Anyway, I'm hoping Dr. Z will see this post and take a look at the link so he can offer an opinion.

Re: new balance sl2 last/Dr. Z?

Dr. Zuckerman on 5/25/01 at 10:38 (048859)

Sounds like the orthosis or the shoe. Would need to take a look at the shoe with your foot inside to be sure. A good shoe fit is very important for pain free feet. or in your case foot

Re: new balance sl2 last

john a on 5/25/01 at 11:15 (048865)

Yes indeed josh. I've have the same problem with the sl2 last NB800 (now 801) walking shoe. Orthotics don't seem to work well with them. It seems to me you want the footbed pretty much flat if you intend to wear it with an orthotic. I still don't get why NB says the sl2 last is good for orthotics. Perhaps they mean it's good as a substitute for an orthotic?

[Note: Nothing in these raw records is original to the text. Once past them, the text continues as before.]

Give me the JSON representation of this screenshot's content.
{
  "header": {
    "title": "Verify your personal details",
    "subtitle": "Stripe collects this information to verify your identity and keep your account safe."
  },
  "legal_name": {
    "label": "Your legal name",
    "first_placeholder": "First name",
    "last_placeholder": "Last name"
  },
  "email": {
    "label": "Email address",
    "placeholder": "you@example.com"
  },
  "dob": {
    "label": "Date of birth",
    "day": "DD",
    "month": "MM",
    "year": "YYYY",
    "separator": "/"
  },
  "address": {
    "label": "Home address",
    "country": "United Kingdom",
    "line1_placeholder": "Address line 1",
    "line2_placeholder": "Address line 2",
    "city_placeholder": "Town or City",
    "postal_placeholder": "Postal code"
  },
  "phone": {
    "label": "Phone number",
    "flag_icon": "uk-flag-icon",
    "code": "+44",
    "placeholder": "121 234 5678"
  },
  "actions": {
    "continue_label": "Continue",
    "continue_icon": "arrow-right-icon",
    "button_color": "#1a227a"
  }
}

Re: new balance sl2 last/Dr. Z?

Nancy N on 5/25/01 at 11:40 (048869)

I will be sure to bring them along on the 15th, especially if I'm not feeling better by then (though I certainly hope to be, it's just taking a REALLY long time!)

Re: new balance sl2 last

Donna SL on 5/25/01 at 12:04 (048873)

Josh,

I thought it was strange to have an SL2 last in a motion control shoe that was made for someone that would usually have a medium to flat arch, and needed pronation control The SL2 last is great for a high arch. I have an high arch, and the SL2's fit is a good for me, but I couldn't wear those models because of the severe anti-pronation control. I would think this arch would be too much with an orthotic on top of it, and a shoe wirh a flatter interior would be better. I could never wear the SL2 last with orthotics, even with my high arch, because there was too much arch pressure.

Have you tried wearing the shoe without any orhotics? The shoe has enough support and control in it already, and it may be ok on it's own, or maybe just with an additional softer OTC added to it. If it starts to wear down a little, then you might need to add your orthotics.

Donna

Re: Thanks all

joshs on 5/26/01 at hrmin (049009)

Thanks all for replying to SL 2 post. It's very nice to get feedback. Sometimes one notices things that are not 'supposed' to be there and has a hard time trusting one's own judgement and conclusions. I'm still lookin' for the perfect shoe.